Komisi VIII DPR mulai menggodok revisi Undang-Undang (RUU) Haji dan Umrah dalan rapat tim perumus (timus) dan tim sinkronisasi (timsin) yang digelar hari mulai sore ini Minggu (24/8/2025). Rapat tersebut dihadiri panitia kerja (panja) dari unsur pemerintah dan parlemen.
“Kami hari ini melakukan (rapat) timus dan timsin yang terdiri dari panja pemerintah maupun dari panja (RUU Haji dan Umrah) DPR RI Komisi VIII,” kata Anggota Komisi VIII DPR Selly Andriany Gantina kepada awak media di Kompleks Parlemen, Senayan, Jakarta Pusat, Minggu (24/8/2025).
Menurutnya, timus dan timsin bakal melaporkan hasil pembahasan pada Panja RUU Haji dan Umrah. Dia menyebut, Panja RUU Haji dan Umrah akan melaporkan hasil pembahasan ke Komisi VIII DPR RI pada besok Senin (25/8/2025).
“Setelah itu akan dilanjutkan besok dari panja kepada Komisi VIII dan akan dilanjutkan kemudian rapat kerja dengan pemerintah dalam artian mitra kita yang terkait yaitu Kementerian Agama maupun BPH,” tuturnya.

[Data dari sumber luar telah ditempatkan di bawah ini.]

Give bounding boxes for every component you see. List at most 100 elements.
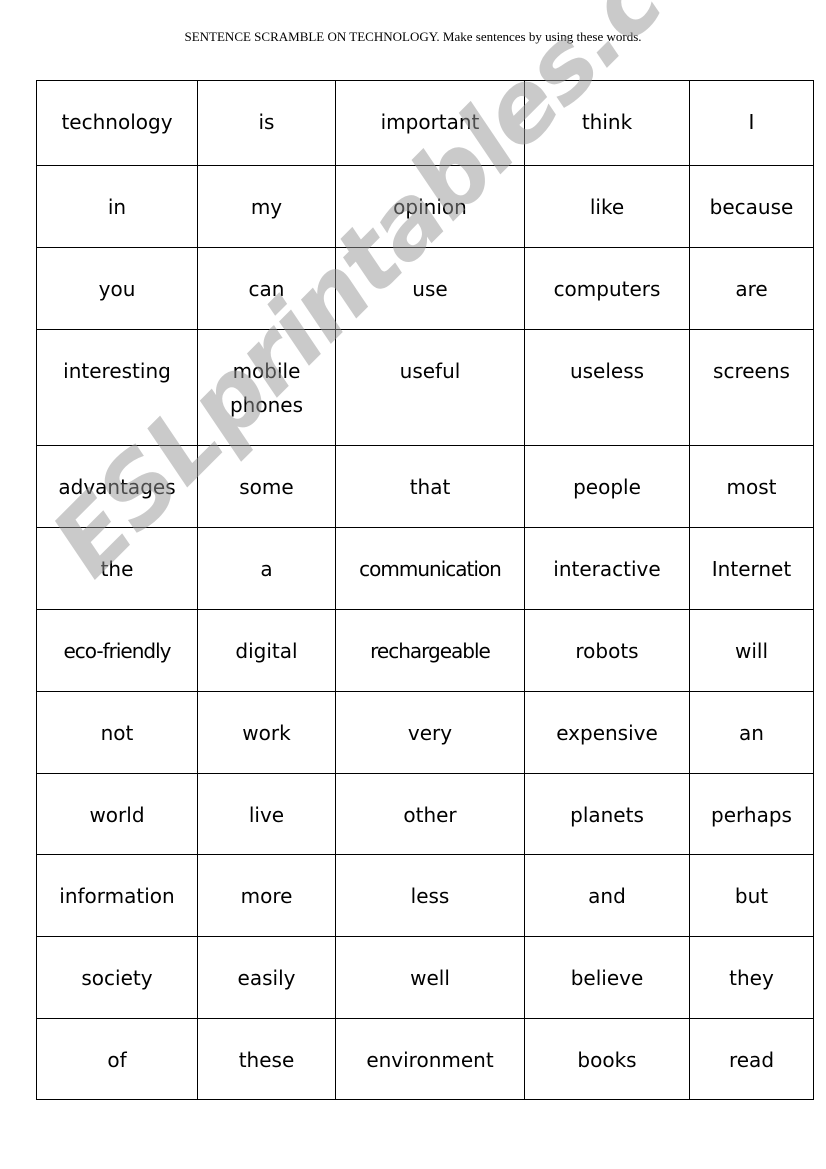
word-row: not work very expensive an: [36, 691, 814, 774]
word-text: communication: [359, 557, 502, 581]
word-text: and: [588, 884, 626, 908]
word-text: because: [709, 195, 794, 219]
word-card: rechargeable: [335, 609, 525, 692]
word-card: but: [689, 854, 814, 937]
word-text: society: [81, 966, 153, 990]
word-card: the: [36, 527, 198, 610]
word-card: environment: [335, 1018, 525, 1100]
word-card: not: [36, 691, 198, 774]
word-card: think: [524, 80, 690, 166]
word-text: my: [250, 195, 283, 219]
word-text: read: [728, 1048, 775, 1072]
word-text: they: [729, 966, 774, 990]
word-text: advantages: [58, 475, 176, 499]
word-card: a: [197, 527, 336, 610]
word-text: use: [412, 277, 448, 301]
word-card: of: [36, 1018, 198, 1100]
word-text: screens: [713, 359, 790, 383]
word-card: computers: [524, 247, 690, 330]
word-card: some: [197, 445, 336, 528]
word-text: like: [589, 195, 625, 219]
word-text: mobile phones: [229, 359, 303, 417]
word-row: advantages some that people most: [36, 445, 814, 528]
word-card: and: [524, 854, 690, 937]
word-row: interesting mobile phones useful useless…: [36, 329, 814, 446]
word-text: a: [260, 557, 273, 581]
word-card: Internet: [689, 527, 814, 610]
word-text: is: [258, 110, 275, 134]
word-card: expensive: [524, 691, 690, 774]
word-card: information: [36, 854, 198, 937]
word-card: these: [197, 1018, 336, 1100]
word-card: opinion: [335, 165, 525, 248]
word-card: can: [197, 247, 336, 330]
word-card: very: [335, 691, 525, 774]
word-row: technology is important think I: [36, 80, 814, 166]
word-card: useless: [524, 329, 690, 446]
word-card: perhaps: [689, 773, 814, 855]
word-card: is: [197, 80, 336, 166]
word-text: interesting: [63, 359, 171, 383]
word-text: environment: [366, 1048, 494, 1072]
word-text: but: [734, 884, 769, 908]
word-text: not: [100, 721, 134, 745]
word-text: very: [407, 721, 453, 745]
word-card: interactive: [524, 527, 690, 610]
word-text: Internet: [711, 557, 792, 581]
word-text: technology: [61, 110, 173, 134]
word-card: screens: [689, 329, 814, 446]
word-row: in my opinion like because: [36, 165, 814, 248]
word-text: other: [403, 803, 457, 827]
word-card: world: [36, 773, 198, 855]
word-card: easily: [197, 936, 336, 1019]
word-card: most: [689, 445, 814, 528]
word-text: these: [238, 1048, 295, 1072]
word-text: some: [239, 475, 294, 499]
word-card: use: [335, 247, 525, 330]
word-text: are: [735, 277, 768, 301]
word-text: an: [739, 721, 764, 745]
word-text: rechargeable: [370, 639, 491, 663]
word-text: useful: [399, 359, 461, 383]
word-card: well: [335, 936, 525, 1019]
word-card: society: [36, 936, 198, 1019]
word-row: information more less and but: [36, 854, 814, 937]
word-text: expensive: [556, 721, 658, 745]
word-card: more: [197, 854, 336, 937]
word-row: the a communication interactive Internet: [36, 527, 814, 610]
word-card: technology: [36, 80, 198, 166]
word-card: in: [36, 165, 198, 248]
word-text: interactive: [553, 557, 661, 581]
word-text: useless: [569, 359, 645, 383]
word-card: I: [689, 80, 814, 166]
word-text: will: [734, 639, 769, 663]
word-card: useful: [335, 329, 525, 446]
word-card: other: [335, 773, 525, 855]
word-card: books: [524, 1018, 690, 1100]
word-text: in: [107, 195, 127, 219]
word-text: digital: [235, 639, 298, 663]
word-card: you: [36, 247, 198, 330]
word-card: communication: [335, 527, 525, 610]
word-card: read: [689, 1018, 814, 1100]
word-card: they: [689, 936, 814, 1019]
worksheet-title: SENTENCE SCRAMBLE ON TECHNOLOGY. Make se…: [184, 29, 642, 44]
word-text: important: [380, 110, 480, 134]
word-text: I: [748, 110, 755, 134]
word-text: the: [100, 557, 134, 581]
word-row: of these environment books read: [36, 1018, 814, 1100]
word-row: you can use computers are: [36, 247, 814, 330]
word-card: my: [197, 165, 336, 248]
word-text: opinion: [393, 195, 467, 219]
word-card: people: [524, 445, 690, 528]
word-card: advantages: [36, 445, 198, 528]
word-card: are: [689, 247, 814, 330]
word-card: because: [689, 165, 814, 248]
word-text: eco-friendly: [63, 639, 171, 663]
word-text: information: [59, 884, 175, 908]
word-card: digital: [197, 609, 336, 692]
word-text: most: [726, 475, 777, 499]
word-card: like: [524, 165, 690, 248]
word-card: planets: [524, 773, 690, 855]
word-text: you: [98, 277, 136, 301]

Dijelaskan, pengambilan tingkat I RUU Haji dan Umrah akan digelar sekaligus besok hari.
“Jadi pengambilan tiket satunya akan dilakukan besok hari, hari Senin langsung, mungkin sekitar siang, sekitar jam 14.00 WIB. Jadi kawan-kawan media bisa tunggu besok ya,” ucap dia.
“Mudah-mudahan hasil pembahasan hari ini sesuai dengan apa yang kita harapkan bersama, melepas yang dari Kementerian Haji atau Kementerian Agama kemudian BPH berubah status menjadi Menteri Haji dan Umrah,” pungkas dia.